Vous êtes grave ! Je me demande comment on peut se prétendre intellectuel réformiste de gauche et écrire un tel ramassis (pour les exemples, voyez les commentaires, tout est dit). Par vos amalgames, vous êtes malhonnête ce qui s’oppose à « intellectuel », par vos regrets du protocole d’antan, vous êtes archaïque ce qui ne colle pas avec « réformateur » et enfin par votre refus de prendre en considération la majorité qui s’est exprimée dans les urnes et qui continue de la faire dans les sondages, vous êtes anti-démocratique, ce qui est incompatible avec la « gauche ».
Franchement, je pense que vous devez être très mal dans vos baskets. Est-ce la circonstance ? Est-ce inné ?

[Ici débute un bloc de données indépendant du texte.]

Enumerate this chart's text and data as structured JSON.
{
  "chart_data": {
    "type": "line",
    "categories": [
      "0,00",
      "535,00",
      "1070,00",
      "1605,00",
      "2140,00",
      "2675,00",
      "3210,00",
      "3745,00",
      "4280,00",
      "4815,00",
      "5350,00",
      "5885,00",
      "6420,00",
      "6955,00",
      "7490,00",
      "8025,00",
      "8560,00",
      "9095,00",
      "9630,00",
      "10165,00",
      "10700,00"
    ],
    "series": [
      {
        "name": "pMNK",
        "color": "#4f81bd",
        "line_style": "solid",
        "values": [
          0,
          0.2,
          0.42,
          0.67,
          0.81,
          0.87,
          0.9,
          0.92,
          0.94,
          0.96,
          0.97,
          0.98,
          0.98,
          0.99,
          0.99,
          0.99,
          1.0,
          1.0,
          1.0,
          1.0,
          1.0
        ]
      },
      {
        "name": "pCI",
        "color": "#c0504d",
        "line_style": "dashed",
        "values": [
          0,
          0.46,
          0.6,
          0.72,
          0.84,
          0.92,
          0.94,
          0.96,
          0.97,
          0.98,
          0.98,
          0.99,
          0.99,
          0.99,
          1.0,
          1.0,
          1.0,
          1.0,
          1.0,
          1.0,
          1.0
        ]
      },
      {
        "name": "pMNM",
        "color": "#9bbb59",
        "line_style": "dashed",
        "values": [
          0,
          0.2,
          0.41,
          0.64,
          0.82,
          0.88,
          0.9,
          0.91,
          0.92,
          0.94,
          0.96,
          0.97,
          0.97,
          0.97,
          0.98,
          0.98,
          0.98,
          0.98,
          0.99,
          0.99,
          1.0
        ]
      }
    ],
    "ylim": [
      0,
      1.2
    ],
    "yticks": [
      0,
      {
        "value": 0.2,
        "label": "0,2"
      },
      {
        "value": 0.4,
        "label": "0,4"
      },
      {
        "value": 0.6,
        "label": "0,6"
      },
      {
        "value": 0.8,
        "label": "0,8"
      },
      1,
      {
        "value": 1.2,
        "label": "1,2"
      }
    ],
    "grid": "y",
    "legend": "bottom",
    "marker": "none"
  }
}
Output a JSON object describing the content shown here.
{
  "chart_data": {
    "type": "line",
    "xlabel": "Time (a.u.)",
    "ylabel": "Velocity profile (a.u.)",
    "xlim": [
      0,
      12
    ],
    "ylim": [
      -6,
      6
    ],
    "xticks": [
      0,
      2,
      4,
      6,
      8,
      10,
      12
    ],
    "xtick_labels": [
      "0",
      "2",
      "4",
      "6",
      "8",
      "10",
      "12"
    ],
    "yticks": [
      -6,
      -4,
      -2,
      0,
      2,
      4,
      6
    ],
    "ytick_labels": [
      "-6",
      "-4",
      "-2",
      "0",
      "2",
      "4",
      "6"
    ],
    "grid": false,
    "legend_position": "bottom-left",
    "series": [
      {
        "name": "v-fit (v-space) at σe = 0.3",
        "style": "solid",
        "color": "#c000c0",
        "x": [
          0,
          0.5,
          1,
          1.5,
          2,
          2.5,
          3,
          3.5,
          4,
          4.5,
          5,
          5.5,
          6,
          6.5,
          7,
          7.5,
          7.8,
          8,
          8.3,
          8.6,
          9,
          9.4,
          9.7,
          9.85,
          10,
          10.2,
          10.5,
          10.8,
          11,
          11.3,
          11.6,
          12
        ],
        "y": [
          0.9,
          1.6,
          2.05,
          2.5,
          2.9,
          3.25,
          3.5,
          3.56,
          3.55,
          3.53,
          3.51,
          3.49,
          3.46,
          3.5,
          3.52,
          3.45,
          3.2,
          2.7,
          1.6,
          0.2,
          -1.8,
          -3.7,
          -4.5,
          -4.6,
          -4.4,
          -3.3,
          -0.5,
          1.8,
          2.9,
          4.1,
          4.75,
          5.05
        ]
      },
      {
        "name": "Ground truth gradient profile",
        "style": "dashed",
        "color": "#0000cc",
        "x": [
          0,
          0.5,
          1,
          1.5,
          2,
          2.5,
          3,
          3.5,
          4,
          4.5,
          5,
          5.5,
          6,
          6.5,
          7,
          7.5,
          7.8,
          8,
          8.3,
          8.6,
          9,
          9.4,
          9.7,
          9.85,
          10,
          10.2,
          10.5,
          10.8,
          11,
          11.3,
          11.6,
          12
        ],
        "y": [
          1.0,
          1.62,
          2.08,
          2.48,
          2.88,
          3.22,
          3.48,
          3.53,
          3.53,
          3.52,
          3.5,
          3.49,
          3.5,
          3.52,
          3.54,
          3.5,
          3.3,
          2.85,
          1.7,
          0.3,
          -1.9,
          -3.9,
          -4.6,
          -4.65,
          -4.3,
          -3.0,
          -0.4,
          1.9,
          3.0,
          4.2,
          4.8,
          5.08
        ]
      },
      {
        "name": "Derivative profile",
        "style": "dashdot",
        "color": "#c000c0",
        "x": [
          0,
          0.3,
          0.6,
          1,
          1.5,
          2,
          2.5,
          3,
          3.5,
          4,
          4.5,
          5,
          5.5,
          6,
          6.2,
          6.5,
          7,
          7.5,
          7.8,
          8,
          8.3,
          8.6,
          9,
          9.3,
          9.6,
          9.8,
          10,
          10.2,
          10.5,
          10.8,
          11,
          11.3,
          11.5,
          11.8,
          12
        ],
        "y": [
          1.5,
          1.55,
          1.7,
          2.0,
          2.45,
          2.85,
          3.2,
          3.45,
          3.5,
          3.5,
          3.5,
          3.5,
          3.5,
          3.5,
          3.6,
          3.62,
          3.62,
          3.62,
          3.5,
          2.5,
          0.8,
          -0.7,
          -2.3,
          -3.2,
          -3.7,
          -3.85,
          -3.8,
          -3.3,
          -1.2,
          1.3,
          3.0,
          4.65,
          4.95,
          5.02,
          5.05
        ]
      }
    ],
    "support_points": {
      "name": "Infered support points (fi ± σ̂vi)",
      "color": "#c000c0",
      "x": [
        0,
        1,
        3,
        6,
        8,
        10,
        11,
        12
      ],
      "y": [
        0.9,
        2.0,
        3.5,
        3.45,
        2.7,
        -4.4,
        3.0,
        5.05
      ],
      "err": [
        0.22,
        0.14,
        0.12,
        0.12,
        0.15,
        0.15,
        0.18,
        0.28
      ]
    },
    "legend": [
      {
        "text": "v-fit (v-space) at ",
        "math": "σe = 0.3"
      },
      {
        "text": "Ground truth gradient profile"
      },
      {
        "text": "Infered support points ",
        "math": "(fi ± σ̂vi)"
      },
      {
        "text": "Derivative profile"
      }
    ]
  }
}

Si vous représentez quelque chose au sein de la gauche, je pense que la pillule des législatives va dépasser celle de la présidentielle, car l’image que vous donnez de l’opposition en laisse plus d’un pantois.
Mais au moins, je comprends mieux maintenant les délires idéologiques à 2 balles qu’on peut entendre au café du commerce ou retrouver dans les défilés manifestatoires, car si vous, vous faites partie des élites capables de fonder des idéaux dans la plèbe, alors je ne m’étonne plus du ramassis de conneries dont on glose ici ou là.
Bravo. 100% d’accord. De tous les commentaires qui vont dans votre sens, je vous trouve le plus concis et le plus précis.
C’est en effet un article auquel on ne peut pas répondre en contre-argumentant car ses arguments sont tous amalgamés de mauvaise foi, donc malhonnêtes. Le ponpon est peut-être au début, quand l’auteur regrette les fastes d’autrefois.
Je me demande si l’auteur sait encore où il habite...
A propos d’efforts pour se débarrasser de la censure et mériter la liberté et dont vous dites que la plupart des gens ne le feront pas, vous avez sans doute raison mais n’oubliez pas que même sans la censure, la plupart des gens ne font pas d’efforts pour s’informer.
Pire, nous sommes capables de nous forger des convictions plus contradictoires les unes que les autres, sur la base d’informations insuffisantes ou mal comprises : le changement climatique (sujet difficile s’il en est) nous offre un florilège de prises de positions péremptoires ou déraisonnables (je ne vous dirais pas lesquelles car j’ai moi-même du mal à m’y retrouver). Idem pour les OGM, le nucléaire, la manière de traiter le chomage, le mal des banlieues, etc.
Concernant la liberté de l’information, le problème majeur me paraît donc, pour l’instant, davantage notre propre comportement que la censure des pouvoirs ou lobbies en place.